The previous committee responded almost as quickly, saying that Netanyahu was unique because he is a serving prime minister. They said that all prior cases he wanted to cite to prove he was being mistreated were related to former ministers, who resigned their posts once in legal trouble.
Once they resigned their posts, they no longer had ongoing or current conflicts of interest to receive donations, the committee said.
In other words, the committee implied that Netanyahu can get his legal bills paid for him if he resigns, but must pay if he wants to stay in office where he can help the tycoons in return for their money, and allegedly has in the past.
Part of the dispute between Netanyahu and the previous committee was the prime minister’s refusal to fully reveal his financial situation and ability to self-fund his defense.
But by July 2019, Englman, viewed as close to Netanyahu, had replaced former comptroller Joseph Shapira. Shortly after that, Englman replaced the comptroller committee as well.

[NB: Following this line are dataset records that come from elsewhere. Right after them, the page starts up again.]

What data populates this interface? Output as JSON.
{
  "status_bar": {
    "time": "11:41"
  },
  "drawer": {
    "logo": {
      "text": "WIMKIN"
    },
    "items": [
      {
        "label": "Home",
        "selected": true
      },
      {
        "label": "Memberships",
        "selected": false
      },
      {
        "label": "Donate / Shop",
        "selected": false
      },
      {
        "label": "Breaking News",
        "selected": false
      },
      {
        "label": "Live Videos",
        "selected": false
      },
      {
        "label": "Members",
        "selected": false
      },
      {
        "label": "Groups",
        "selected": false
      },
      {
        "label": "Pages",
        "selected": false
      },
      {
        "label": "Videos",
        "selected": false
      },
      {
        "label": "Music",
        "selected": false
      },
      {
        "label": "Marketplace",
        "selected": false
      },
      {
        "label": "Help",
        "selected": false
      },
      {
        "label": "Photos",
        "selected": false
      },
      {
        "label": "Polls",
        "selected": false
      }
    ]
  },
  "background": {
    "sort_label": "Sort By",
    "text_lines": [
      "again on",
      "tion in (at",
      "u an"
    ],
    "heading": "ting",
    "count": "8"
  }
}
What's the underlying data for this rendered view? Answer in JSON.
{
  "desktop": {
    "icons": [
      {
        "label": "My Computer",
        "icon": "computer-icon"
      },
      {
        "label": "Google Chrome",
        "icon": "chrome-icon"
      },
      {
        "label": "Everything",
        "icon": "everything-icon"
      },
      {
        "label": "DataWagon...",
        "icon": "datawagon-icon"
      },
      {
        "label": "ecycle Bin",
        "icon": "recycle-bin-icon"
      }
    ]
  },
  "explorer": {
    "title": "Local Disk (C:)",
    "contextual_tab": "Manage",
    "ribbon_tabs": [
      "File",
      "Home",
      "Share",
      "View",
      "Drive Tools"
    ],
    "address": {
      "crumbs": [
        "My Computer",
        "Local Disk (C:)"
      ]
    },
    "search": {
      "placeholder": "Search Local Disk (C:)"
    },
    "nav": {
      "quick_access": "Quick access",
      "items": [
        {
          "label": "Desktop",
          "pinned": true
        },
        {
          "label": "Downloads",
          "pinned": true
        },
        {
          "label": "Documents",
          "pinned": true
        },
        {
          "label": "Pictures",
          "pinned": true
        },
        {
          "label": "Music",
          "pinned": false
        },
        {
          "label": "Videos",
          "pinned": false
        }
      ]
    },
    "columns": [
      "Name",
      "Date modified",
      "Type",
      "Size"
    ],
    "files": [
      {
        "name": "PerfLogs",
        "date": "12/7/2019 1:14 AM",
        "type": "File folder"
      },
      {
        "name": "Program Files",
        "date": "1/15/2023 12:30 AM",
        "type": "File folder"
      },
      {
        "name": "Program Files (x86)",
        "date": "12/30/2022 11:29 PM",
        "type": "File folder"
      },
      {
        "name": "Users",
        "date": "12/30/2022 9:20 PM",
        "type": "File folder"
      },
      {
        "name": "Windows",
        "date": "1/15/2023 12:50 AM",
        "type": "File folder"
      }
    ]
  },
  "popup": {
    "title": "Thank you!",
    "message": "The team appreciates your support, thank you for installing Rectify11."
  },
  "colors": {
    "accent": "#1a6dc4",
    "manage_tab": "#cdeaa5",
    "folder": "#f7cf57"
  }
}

Significant media coverage has shown connections between new committee members and the Likud, with some new members even resigning, but most weathering the criticism. Englman has rejected any notion that he or the committee favor Netanyahu.
The new committee said that it was not bound by the previous three rulings of the same committee because it is an administrative panel and not a court.
Further, the new committee said that circumstances have substantially changed since June 2019, because in November 2019, the indictment against Netanyahu was filed and he must now imminently pay to defend himself at trial in a case which has over 1,000 binders of evidence.
In an earlier exchange about his finances, after Netanyahu accused the previous committee of holding his legal defense hostage, the committee responded by publicizing investment links he had to tycoon and cousin Natan Milikovsky, which have raised the specter of a potential new criminal probe.
The committee also previously told the prime minister to return $300,000 to donors which he had received without the committee’s approval.